Amy Hutchison, PhD, postdoctoral researcher in the Lifelong Health Theme, South Australian Health and Medical Research Institute (SAHMRI), Adelaide Medical School, The University of Adelaide, Australia, who was not involved in the study, told MNT:

“We know from other studies that the way that the peripheral and central clocks function together is complex. Two-way communication between central and peripheral tissues has been reported previously; but this study shows how peripheral clocks in the skeletal muscle and the central clock signal to each other.”

“Interestingly,” she added, “they also demonstrated the unique ability of the muscle clock to act as a gate-keeper of central clock signals, to preserve muscle function, which is fascinating, and speaks to the importance of skeletal muscle as a metabolically active tissue.”
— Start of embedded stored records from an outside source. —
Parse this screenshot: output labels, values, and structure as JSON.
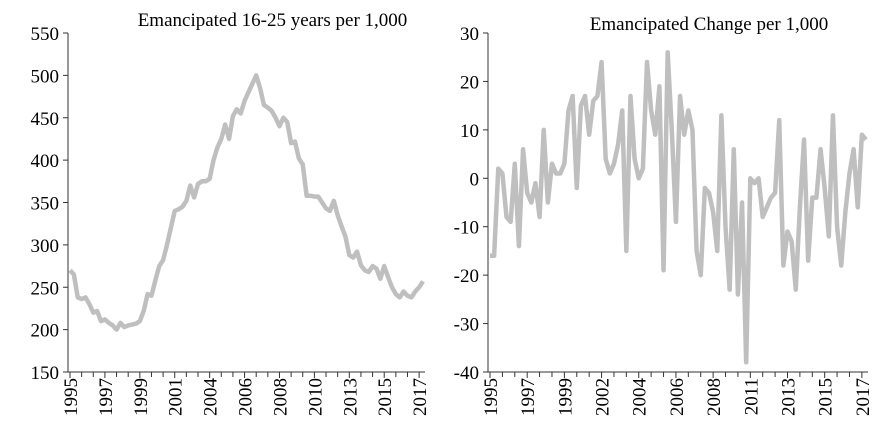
{
  "chart_data": [
    {
      "type": "line",
      "title": "Emancipated 16-25 years per 1,000",
      "categories": [
        "1995",
        null,
        null,
        null,
        null,
        null,
        null,
        null,
        null,
        "1997",
        null,
        null,
        null,
        null,
        null,
        null,
        null,
        null,
        "1999",
        null,
        null,
        null,
        null,
        null,
        null,
        null,
        null,
        "2001",
        null,
        null,
        null,
        null,
        null,
        null,
        null,
        null,
        "2004",
        null,
        null,
        null,
        null,
        null,
        null,
        null,
        null,
        "2006",
        null,
        null,
        null,
        null,
        null,
        null,
        null,
        null,
        "2008",
        null,
        null,
        null,
        null,
        null,
        null,
        null,
        null,
        "2010",
        null,
        null,
        null,
        null,
        null,
        null,
        null,
        null,
        "2013",
        null,
        null,
        null,
        null,
        null,
        null,
        null,
        null,
        "2015",
        null,
        null,
        null,
        null,
        null,
        null,
        null,
        null,
        "2017",
        null
      ],
      "series": [
        {
          "color": "#bfbfbf",
          "values": [
            270,
            265,
            238,
            236,
            238,
            230,
            220,
            222,
            210,
            212,
            208,
            205,
            200,
            208,
            203,
            205,
            206,
            207,
            210,
            222,
            242,
            240,
            258,
            275,
            282,
            300,
            320,
            340,
            342,
            345,
            352,
            370,
            356,
            372,
            375,
            375,
            378,
            400,
            415,
            425,
            442,
            425,
            452,
            460,
            455,
            470,
            480,
            490,
            500,
            485,
            465,
            462,
            458,
            450,
            440,
            450,
            445,
            420,
            422,
            402,
            395,
            358,
            358,
            357,
            357,
            350,
            343,
            340,
            352,
            335,
            322,
            310,
            288,
            285,
            292,
            276,
            270,
            268,
            275,
            272,
            260,
            275,
            262,
            250,
            242,
            238,
            245,
            240,
            238,
            245,
            250,
            257
          ]
        }
      ],
      "ylim": [
        150,
        550
      ],
      "yticks": [
        150,
        200,
        250,
        300,
        350,
        400,
        450,
        500,
        550
      ]
    },
    {
      "type": "line",
      "title": "Emancipated Change per 1,000",
      "categories": [
        "1995",
        null,
        null,
        null,
        null,
        null,
        null,
        null,
        null,
        "1997",
        null,
        null,
        null,
        null,
        null,
        null,
        null,
        null,
        "1999",
        null,
        null,
        null,
        null,
        null,
        null,
        null,
        null,
        "2002",
        null,
        null,
        null,
        null,
        null,
        null,
        null,
        null,
        "2004",
        null,
        null,
        null,
        null,
        null,
        null,
        null,
        null,
        "2006",
        null,
        null,
        null,
        null,
        null,
        null,
        null,
        null,
        "2008",
        null,
        null,
        null,
        null,
        null,
        null,
        null,
        null,
        "2011",
        null,
        null,
        null,
        null,
        null,
        null,
        null,
        null,
        "2013",
        null,
        null,
        null,
        null,
        null,
        null,
        null,
        null,
        "2015",
        null,
        null,
        null,
        null,
        null,
        null,
        null,
        null,
        "2017",
        null
      ],
      "series": [
        {
          "color": "#bfbfbf",
          "values": [
            -16,
            -16,
            2,
            1,
            -8,
            -9,
            3,
            -14,
            6,
            -3,
            -5,
            -1,
            -8,
            10,
            -5,
            3,
            1,
            1,
            3,
            14,
            17,
            -2,
            15,
            17,
            9,
            16,
            17,
            24,
            4,
            1,
            3,
            7,
            14,
            -15,
            17,
            4,
            0,
            2,
            24,
            14,
            9,
            19,
            -19,
            26,
            10,
            -9,
            17,
            9,
            14,
            10,
            -15,
            -20,
            -2,
            -3,
            -7,
            -15,
            13,
            -10,
            -23,
            6,
            -24,
            -5,
            -38,
            0,
            -1,
            0,
            -8,
            -6,
            -4,
            -3,
            12,
            -18,
            -11,
            -13,
            -23,
            -6,
            8,
            -17,
            -4,
            -4,
            6,
            -2,
            -12,
            13,
            -10,
            -18,
            -7,
            1,
            6,
            -6,
            9,
            8
          ]
        }
      ],
      "ylim": [
        -40,
        30
      ],
      "yticks": [
        -40,
        -30,
        -20,
        -10,
        0,
        10,
        20,
        30
      ]
    }
  ]
}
As people age, the sleep-wake cycle changes. They also lose muscle mass, and this study suggests that the two are closely related.

For most people, aging is accompanied by a shift of sleep to earlier hours, with waking earlier in the morning and going to sleep earlier in the evening.

However, for some older people, particularly those with neurodegenerative disorders such as Alzheimer’s disease, sleep patterns can become extremely irregular and disrupted.

Animal studies have found that expression of many of the clock genes is reduced in the SCN as animals age, leading to disruption of circadian rhythms.

Although there has been little research in this area, and these results are derived from animals, it is possible that similar mechanisms are in play in humans.

However, this study has found that there may be a way to reinstate the functioning of the circadian clocks in the brain and muscles.

By implementing time-restricted feeding in old adult mice (66-74 weeks old), the researchers restored rhythmic gene expression in the muscles, which prevented the deterioration of muscle function.

“These findings help to explain some of the physiological changes that might be occurring as we age, and how time-restricted eating might help correct this, but this needs to be confirmed in human trials before we can make too many conclusions on the impacts of the circadian clock on aging in humans,” Hutchison cautioned.

”[The current] findings are a great jumping-off point to explore the effects of aligning food intake with circadian rhythms on aging,” she added.

Time-restricted eating, or intermittent fasting, has been shown to have some metabolic benefits, including weight loss and positive effects in nonalcoholic fatty liver disease, cancer, and cardiovascular disease.

However, whether it might help prevent muscle aging in people is unknown, as Hutchison told MNT. “The fact that restricting the food intake of the mice to their active period partially restored the function of the central clock, and enhanced the skeletal clock highlights what we already know about the importance of food intake on maintaining circadian rhythms,” she noted.

“Whilst this helps us understand the mechanisms at play, and how changing meal patterning might influence these in mice, there is not enough evidence at this point to say whether TRE could be beneficial for older people in general, or for age-related disease.”